While Japan’s baseball and football stars continue to dominate the headlines, Japanese athletes have been quietly carving out niches for themselves overseas in other sports. In the elegant world of women’s figure skating, Japan has emerged as something of a powerhouse since Midori Ito captivated the world with her distinctive brand of powerful, energetic skating in the late eighties and early nineties. A number of subsequent leading lights in the sport, including 1994 world champion Yuka Sato and current teenage phenomenon Mao Asada, have chosen to base themselves abroad. Sato, currently a fan favorite on the Stars On Ice circuit, splits her time between Tokyo and Detroit, where she trains and coaches together with her husband, skater Jason Dungjen. Asada, currently ranked first in the world in women’s singles, resides in Los Angeles where she trains with legendary coach Rafael Arutunian, whose prestigious protégés include Michelle Kwan.

In a similarly icy realm, Hokkaido native Yutaka Fukufuji made history on January 13, 2007 when the 24-year-old goaltender laced up his skates for the Los Angeles Kings, thus becoming the first Japanese to play in the National Hockey League.
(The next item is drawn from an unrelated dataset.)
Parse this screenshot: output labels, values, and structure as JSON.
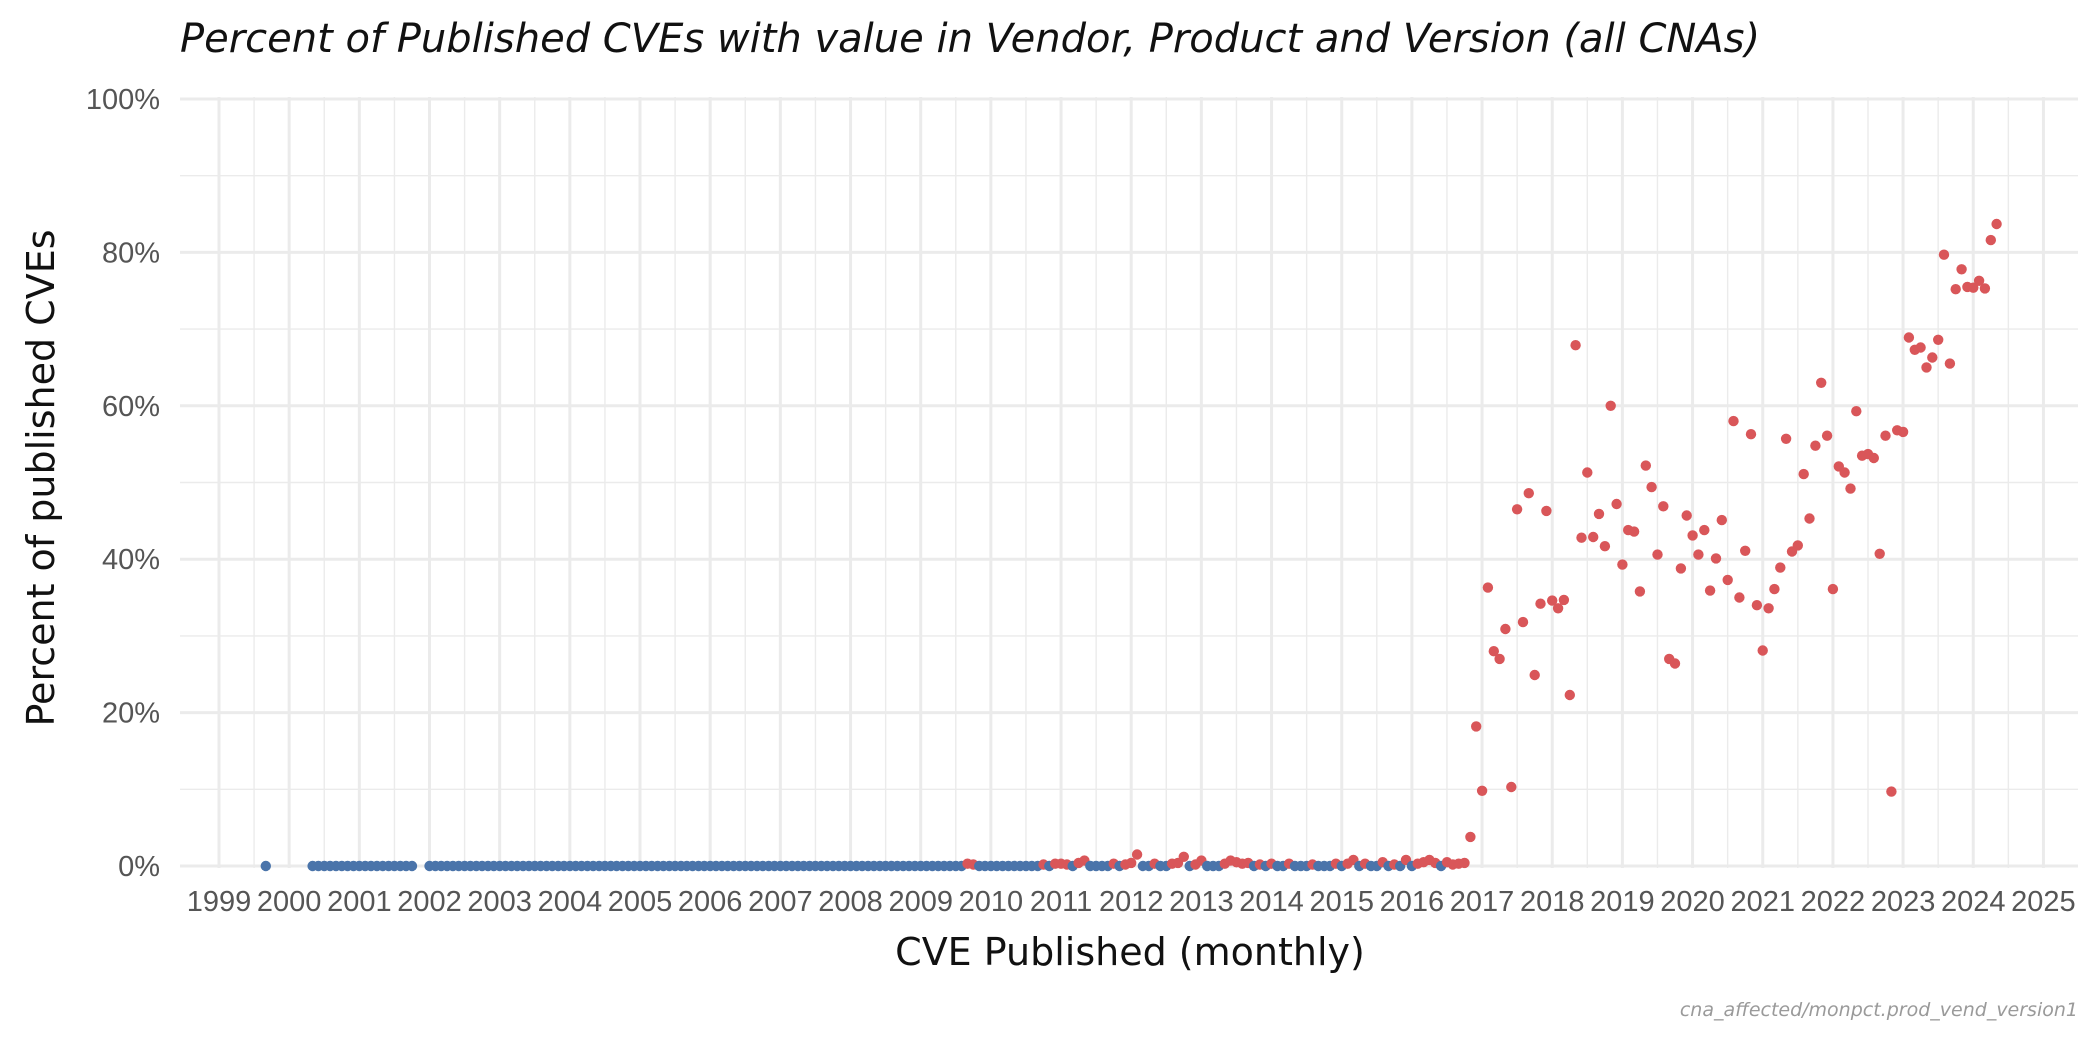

Following in the footsteps of Hiroyuki Miura (drafted by Montreal in 1992 but never reaching the top level), Fukufuji has emerged as Japan’s premiere exponent of a sport that has long maintained a small but dedicated following in the country, and while currently relegated to the minor-league Bakersfield Condors (where he is a fan favorite), expectations for the still young Fukufuji remain high.

While Japanese athletes have clearly established themselves as a force to be reckoned with overseas, it remains to be seen whether Japan is truly shedding its athletic insecurity complex. In Japanese baseball, allegations persist that managers manipulate the game so that its most hallowed records are not broken by overseas players. According to Hideki Matsui, change is indeed underway. “In the past there has been more of that sort of unfairness, but it has been decreasing in the last couple of years,” asserts the Yankees slugger. Given the increasing success that Japanese athletes like himself are enjoying overseas, there ought to be no need for such favoritism.